How much does an AI security consultant cost in the UK?
Costs vary by scope. A focused assessment for a small number of tools/workflows is usually a fixed project; a wider programme (multiple systems, customer-facing AI, regulated data) is larger. Ask for a clear scope, deliverables, and a phased plan so you can start small and scale safely.
What should be in an AI usage policy?
Keep it short: approved tools, banned behaviours (pasting confidential data, sharing credentials), rules for customer data, guidance on citations/accuracy, and escalation steps when something looks wrong. Here’s ours: AI Usage Policy.
Does using AI create GDPR / UK GDPR issues?
It can. If personal data is processed by an AI tool, you still need lawful processing, purpose limitation, data minimisation, and appropriate security. The ICO’s UK GDPR guidance is a good starting point for principles and organisational responsibilities.[7]
References
Short list of reputable sources used for statistics and guidance (all links verified live on 28 December 2025).

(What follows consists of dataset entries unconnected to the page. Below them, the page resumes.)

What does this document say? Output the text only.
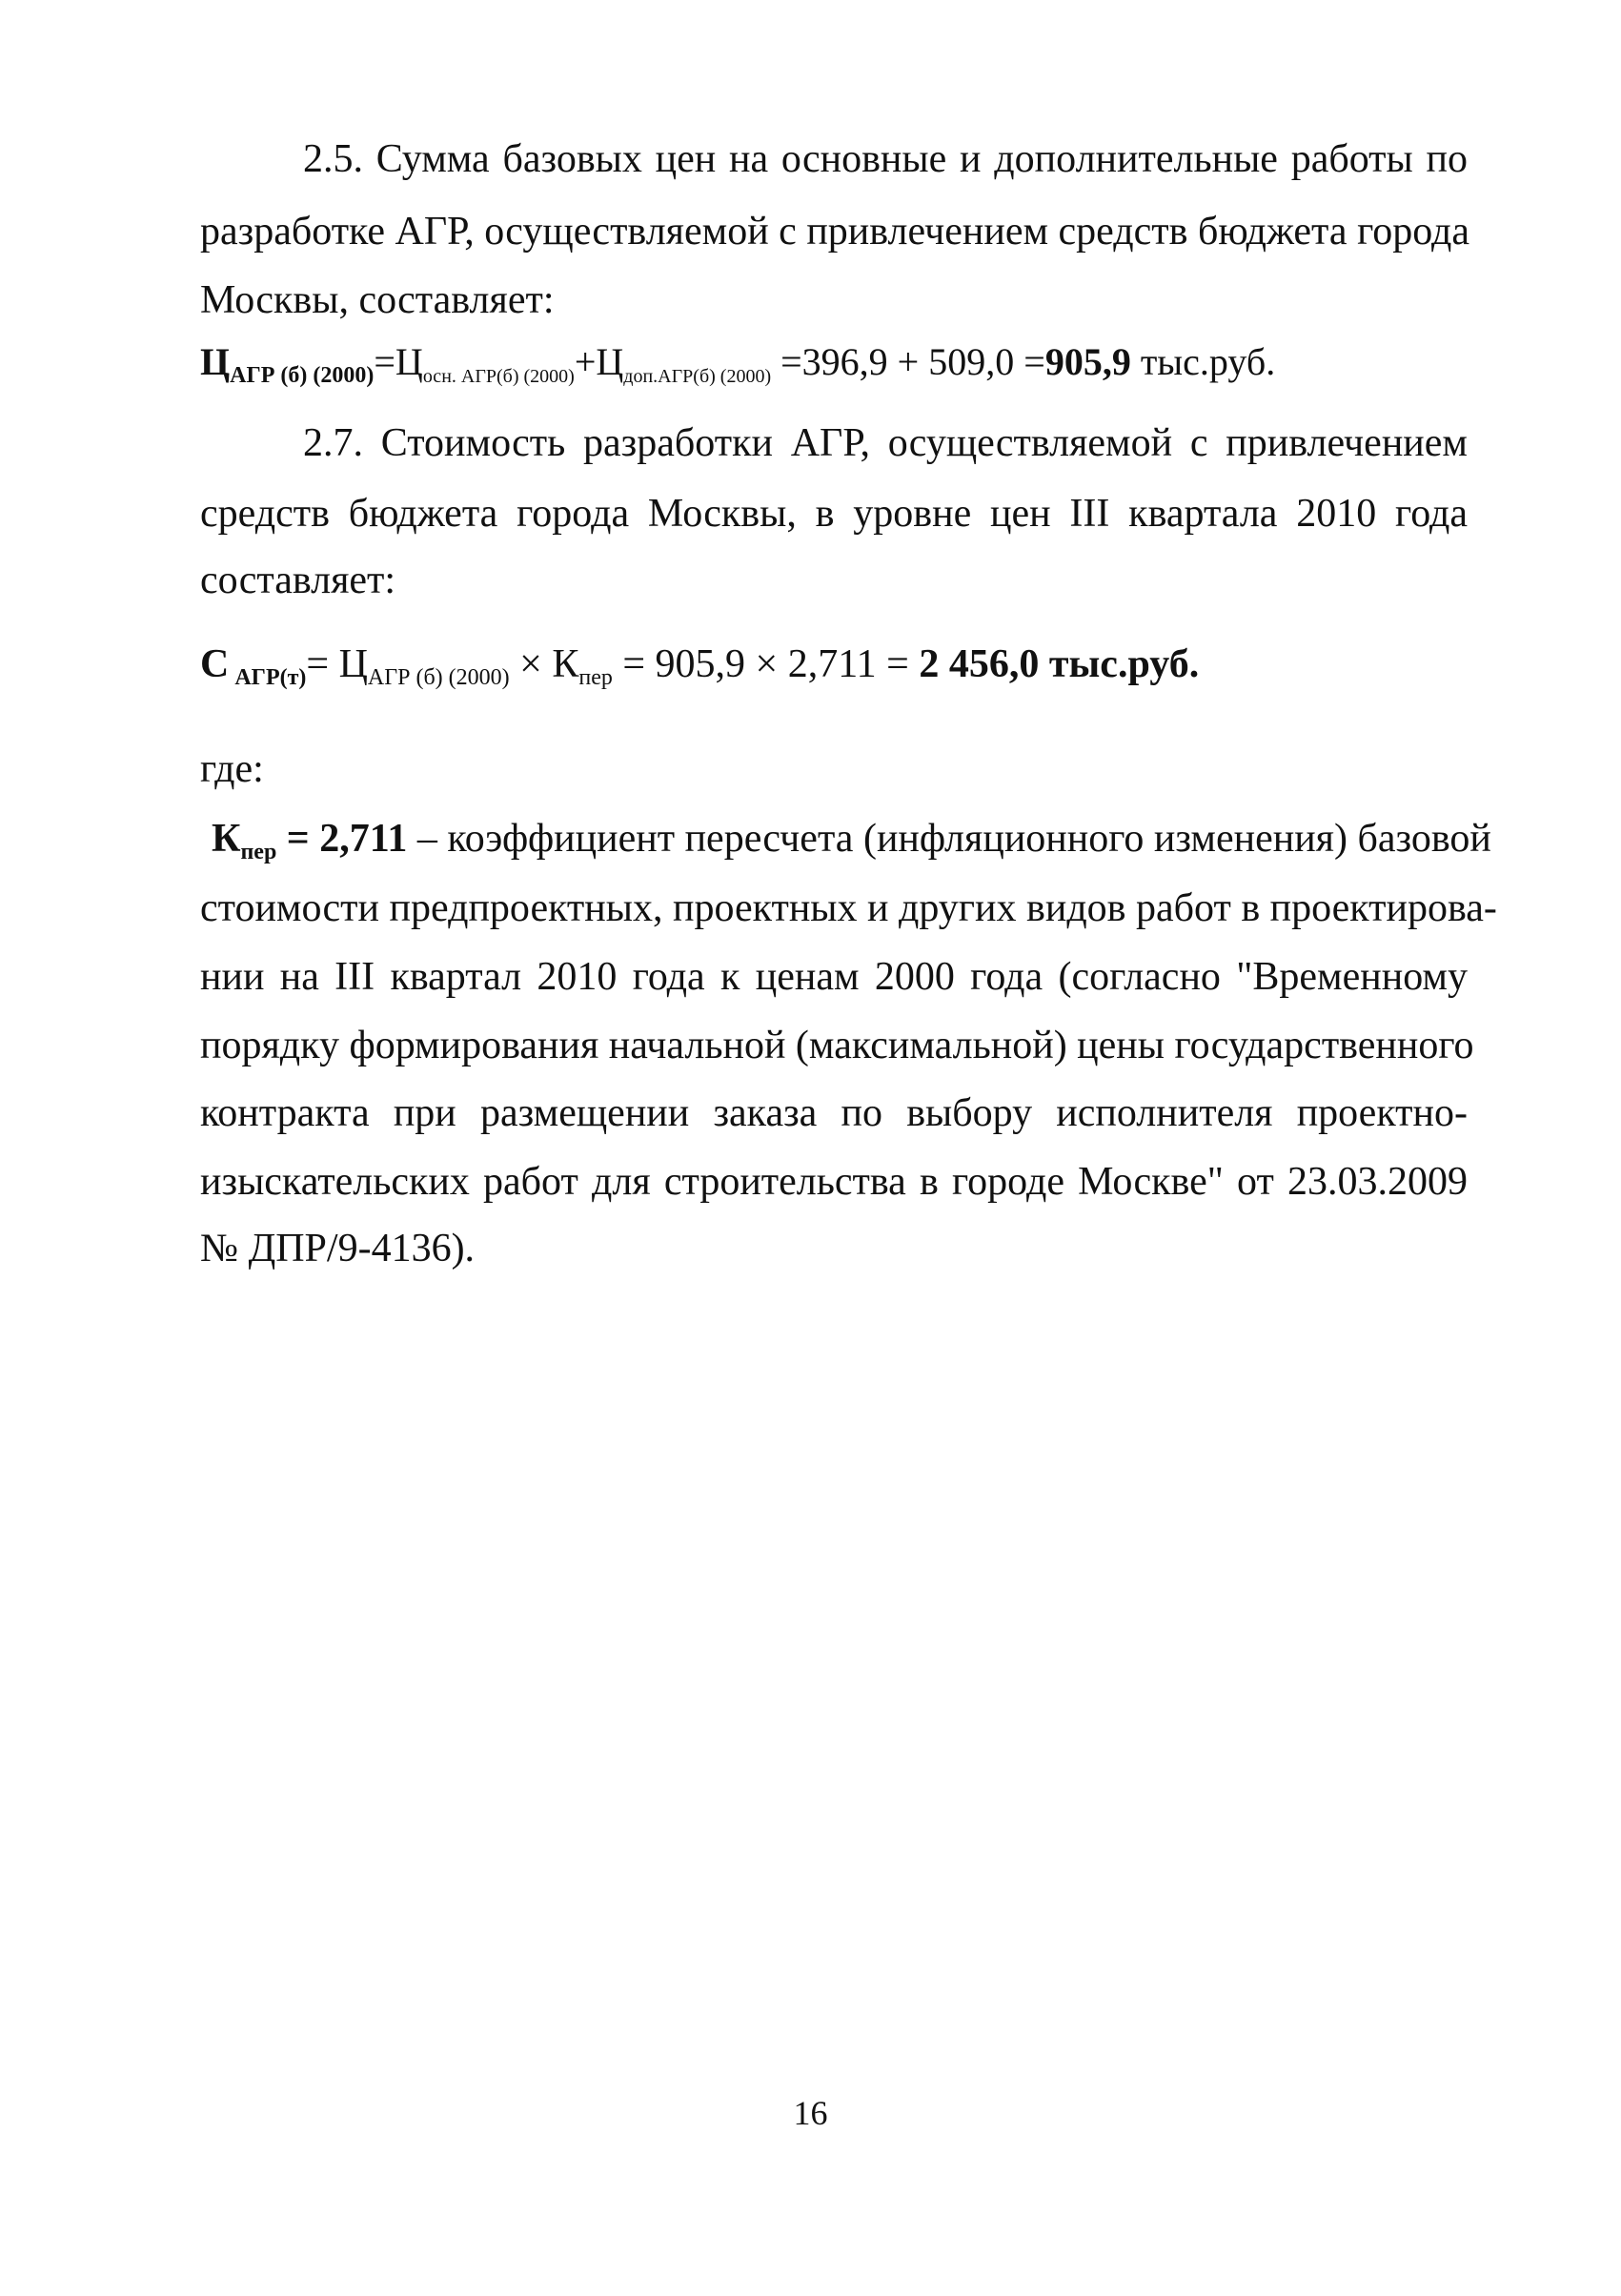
2.5. Сумма базовых цен на основные и дополнительные работы по
разработке АГР, осуществляемой с привлечением средств бюджета города
Москвы, составляет:
$Ц_{АГР (б) (2000)}=Ц_{осн. АГР(б) (2000)}+Ц_{доп.АГР(б) (2000)} =396,9 + 509,0 =905,9$ тыс.руб.
2.7. Стоимость разработки АГР, осуществляемой с привлечением
средств бюджета города Москвы, в уровне цен III квартала 2010 года
составляет:
С $_{АГР(т)}= Ц_{АГР (б) (2000)} \times К_{пер} = 905,9 \times 2,711 = 2$ 456,0 тыс.руб.
где:
$К_{пер} = 2,711$ – коэффициент пересчета (инфляционного изменения) базовой
стоимости предпроектных, проектных и других видов работ в проектирова-
нии на III квартал 2010 года к ценам 2000 года (согласно "Временному
порядку формирования начальной (максимальной) цены государственного
контракта при размещении заказа по выбору исполнителя проектно-
изыскательских работ для строительства в городе Москве" от 23.03.2009
№ ДПР/9-4136).
16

- GOV.UK — Cyber security breaches survey 2025 (Updated 19 June 2025)
- IBM — Cost of a Data Breach Report 2025 (2025)
- Verizon — 2025 Data Breach Investigations Report (DBIR) Executive Summary (PDF) (2025)
- GOV.UK (DSIT) — AI Cyber Security Code of Practice (Published 31 January 2025)
- OWASP — OWASP Top 10 for LLM Applications 2025 (17 November 2024)
- NIST — AI Risk Management Framework (AI RMF 1.0) (PDF) (January 2023)
- Information Commissioner’s Office (ICO) — UK GDPR: Data protection principles (Accessed 28 December 2025)
Note: This article is for general information only and isn’t legal advice or a substitute for professional cyber security support. If you handle regulated or high-risk data, consult qualified security and legal professionals.